Every year that happens. Oh, I wish life were like that too! I wish I could know for sure that there was always another beautiful season after this one has passed. 
Oh, everything is changing, my dear Helena! (I have just decided to name you that. Isn’t that a darling name? Makes me think of the  forest nymphs Diana and I used to conjure up near the Dryad’s Bubble...) This time next week I’ll be on a train traveling a million miles away to Redmond College. That’s a million miles away from everything I know and a million miles towards a brand new everything. I know I’ll be back at Avonlea for Christmas vacation but I have a feeling Green Gables will never be the home to me it used to be. Dora will be taking my room when I’ve gone and she will be hanging new photographs on the carnation walls. It’s no longer truly my room anymore. 
On top of everything, my most darling Diana Barry will not be a Miss Barry for much longer. When she twists that silver band around her finger constantly and that little subconscious smile creeps upon her lips, I feel as if I shouldn’t be there at all! I wouldn’t wish her world were otherwise and I am in raptures about Diana’s approaching marriage to Fred Wright; of course I am. He is a most kindhearted man and I am not blind to Diana’s joy every time his name is brought up. Although, I cannot help but fancy that those schoolgirl fantasies about that brooding, handsome stranger were the man holding her heart instead of Fred: the boy who sat three desks from us in Arithmetic since the fifth grade. I’m  being awfully foolish, aren’t I? But I don’t mean to be, really! 
I simply just don’t know anymore, Helena. You know, when I was younger, I have always thought eighteen to be a ripe old age---and Diana did too; and so did Prissy and Jane and even Josie Pye! We were so sure we would accomplish life’s grand achievements before then because, after all, being eighteen was such a faraway time from being twelve.
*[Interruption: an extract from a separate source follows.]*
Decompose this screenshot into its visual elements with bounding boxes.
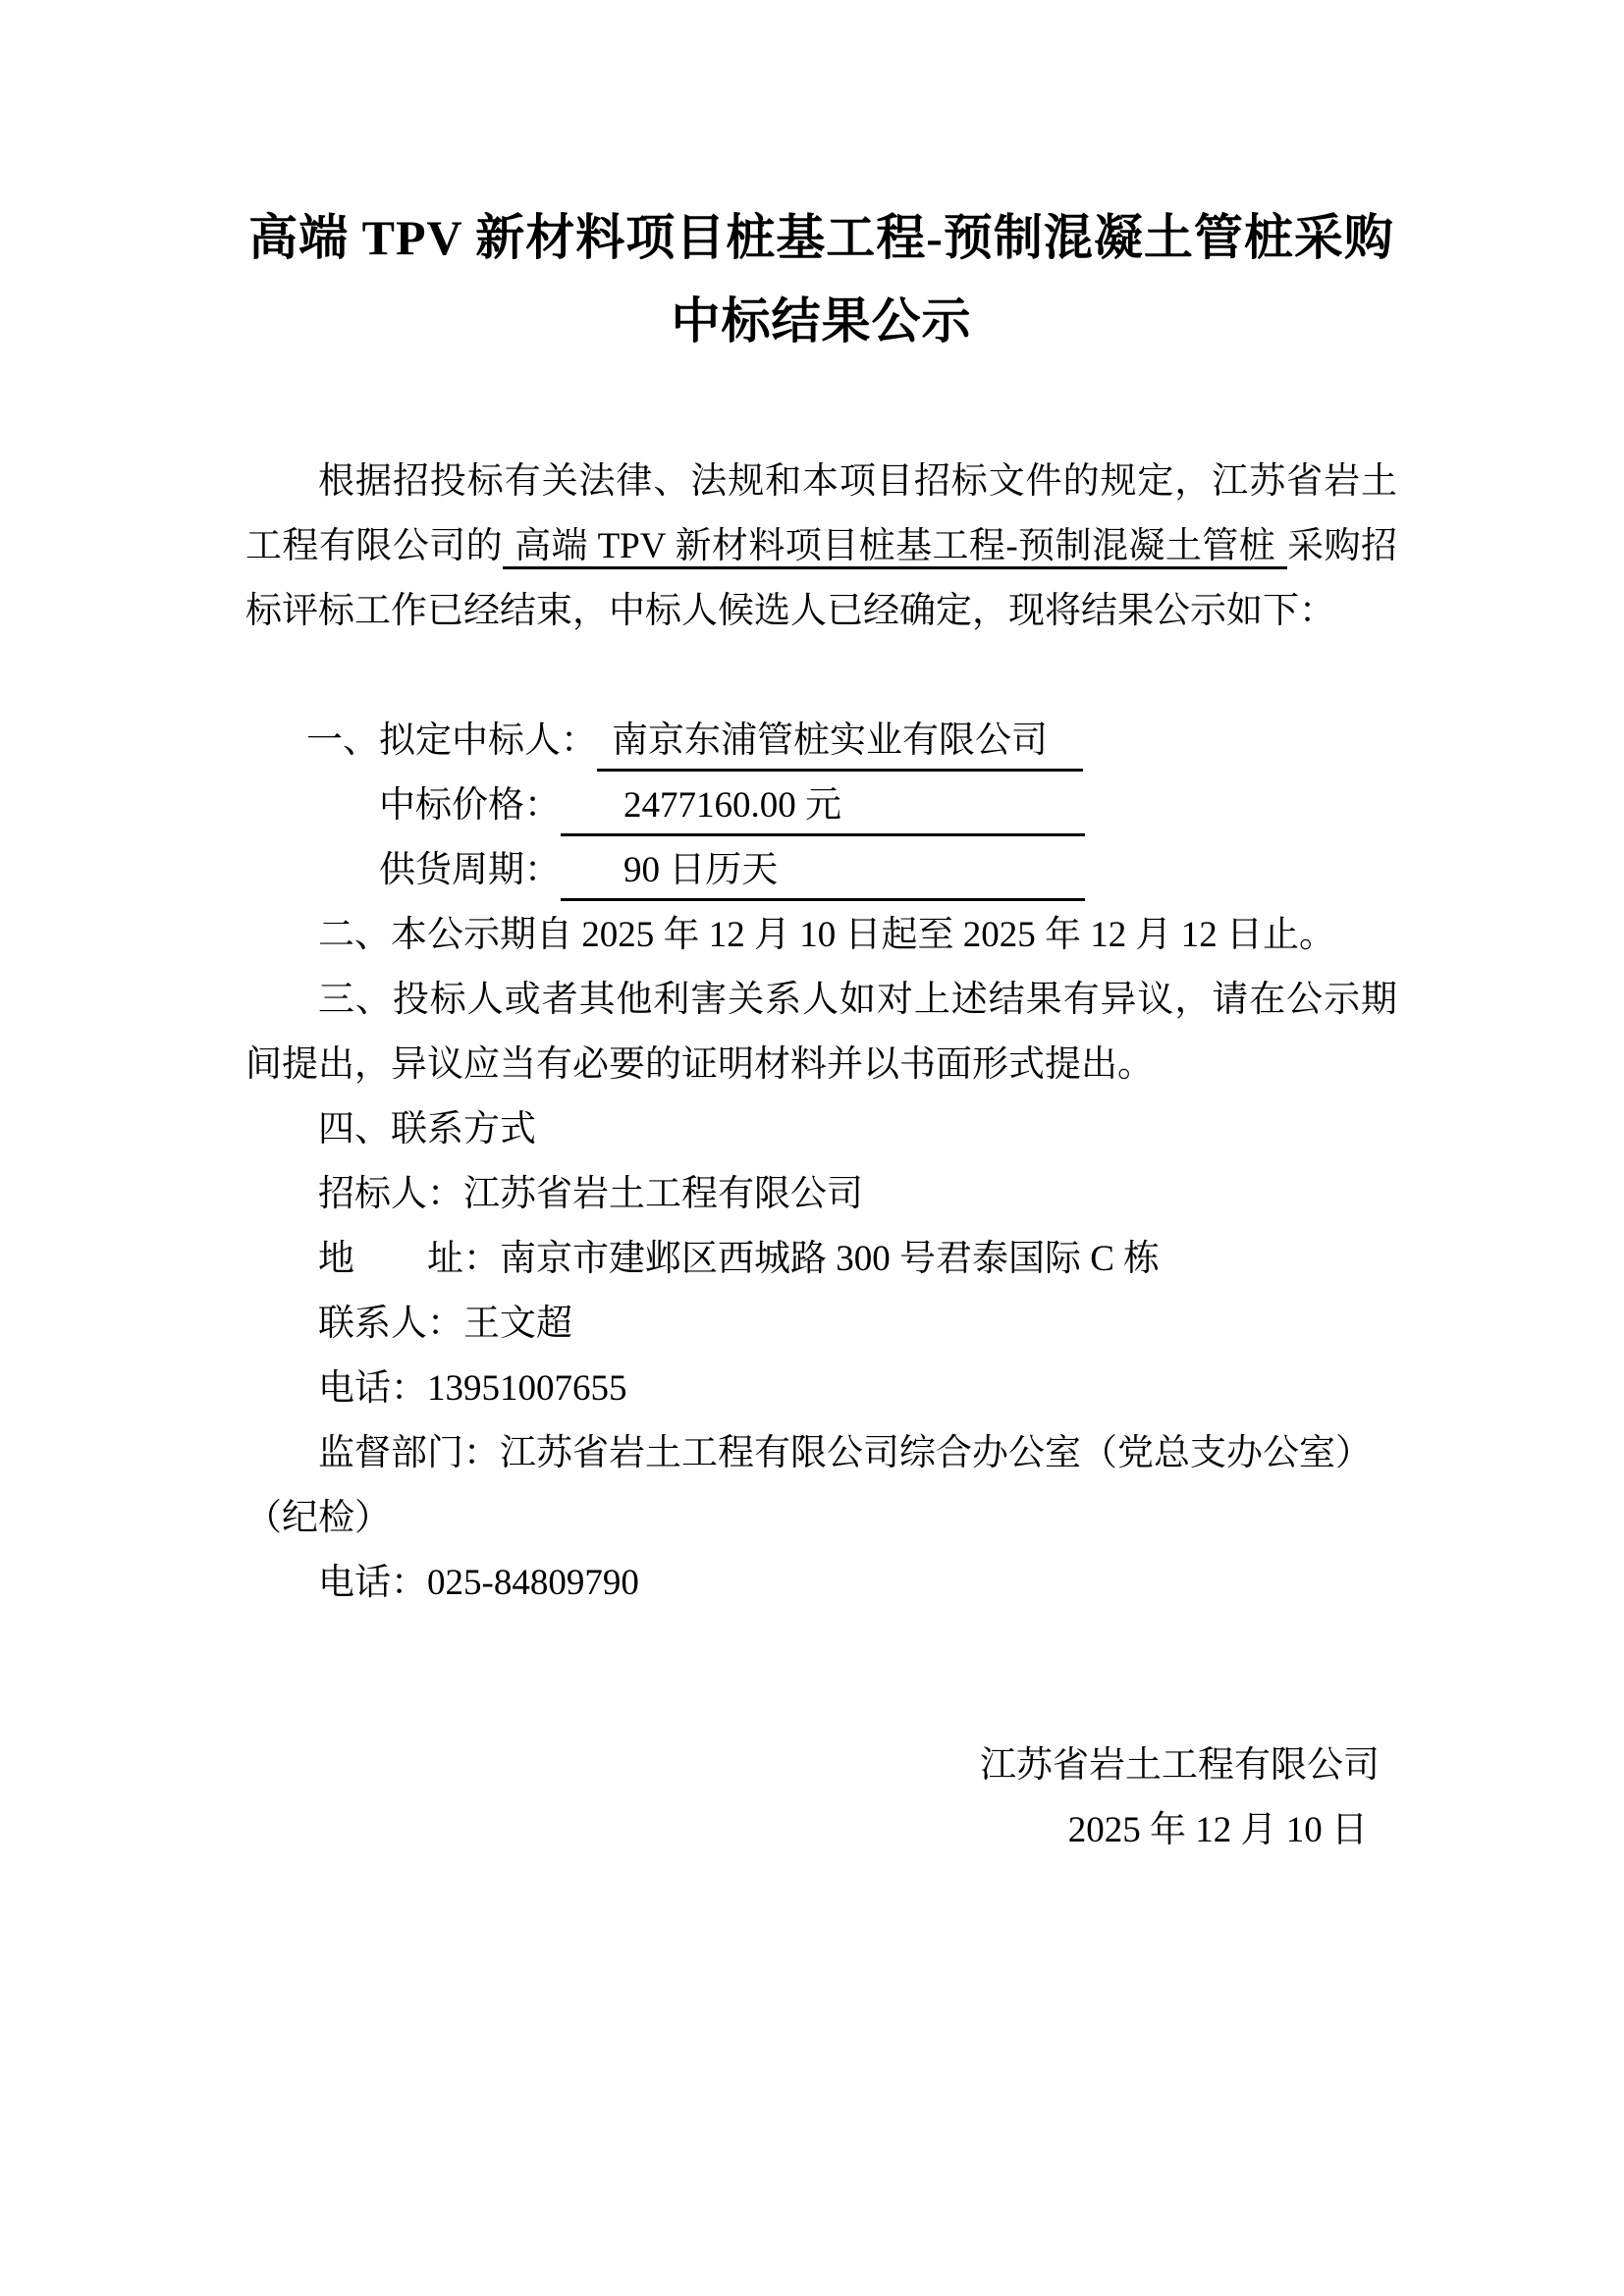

But now, I cannot for the life of me recall why I felt so sure about that. 
As I have learnt, twelve is just a blink away from eighteen. Redmond is waiting for me. When I get my B.A., I wonder where I will end up...I suppose there will be some bend in the road, there always is. I just hope that I’m ready for it. 




Anne


p.s. Alright, it is almost four o’clock in the morning now and my head is about to burst! I have held my thoughts for as long as someone in my position possibly could and I must tell somebody. I tried not to think about it, I truly tried but to no avail. I want to cry and I believe the ink on this page will soon run with tears. Good thing too, for I never want to think about this ever again. I don’t even know what I want to think about this afternoon’s scene! Why did he have to look at me like that, take my hand like that? Why can’t Gilbert just be sensible! I wish he will never act this way again. Yet...I suppose it isn’t very sensible that I could still feel the pressure on my hand...Ugh! This is much too embarrassing to even think about! Well, there you go, Helena. I have said what I can and now I won’t think about this ever again.